U.S. first lady Michelle Obama may have captured global attention during her visit to Siem Reap province over the weekend, but Prime Minister Hun Sen joked Wednesday that her impassioned message about an initiative to empower young women was somewhat overstated.
Ms. Obama on Saturday said that the U.S.-backed “Let Girls Learn” initiative would encourage adolescent girls—otherwise held back by social barriers—to continue their studies and equip them with the tools to fight injustice and challenge the status quo.

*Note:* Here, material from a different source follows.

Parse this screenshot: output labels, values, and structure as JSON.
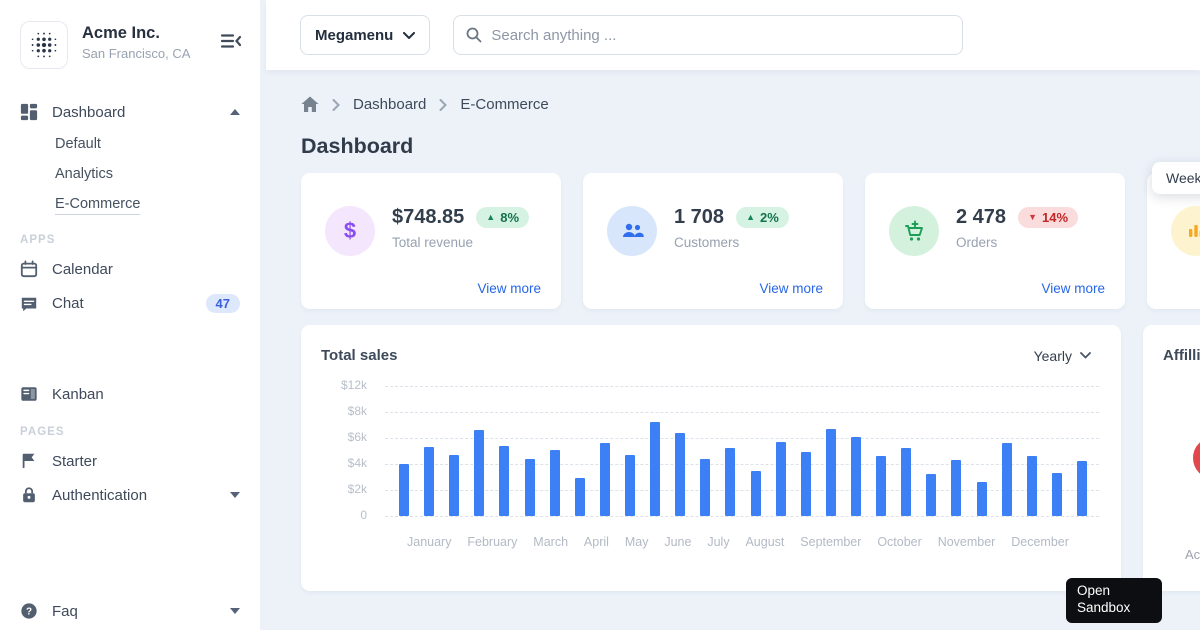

It was only after the first lady left Cambodia, Mr. Hun Sen said, that he realized exactly how those sentiments would translate in real terms, adding that he had misunderstood the purpose of Ms. Obama visiting a— high school alongside his wife, Bun Rany, to meet 10 schoolgirls.
“I assumed that the U.S. would provide scholarships for these students to study through university,” he said. “It does not.”
“But our education minister wrote a letter to me yesterday requesting state scholarships [for the students] to study at any state [university] because all these students want to be teachers,” he said.
Mr. Hun Sen said that he liked the idea behind the Let Girls Learn initiative, but that university scholarships should be part of the program.
“Her campaign is good, but I would like to give an opinion— that the U.S. please help them from the beginning to the end,” he said.
Jay Raman, spokesman for the U.S. Embassy, said scholarships were not part of the initiative, which will be “very local and led by the Peace Corps.”
“The purpose of the first lady meeting with the girls at the school wasn’t to offer them scholarships, it was because she wanted to hear from them and hear their stories,” Mr. Raman said.
“The initiative is about encouraging and helping girls to continue with their education and about working with communities to find solutions to the challenges that prevent girls from staying in school.”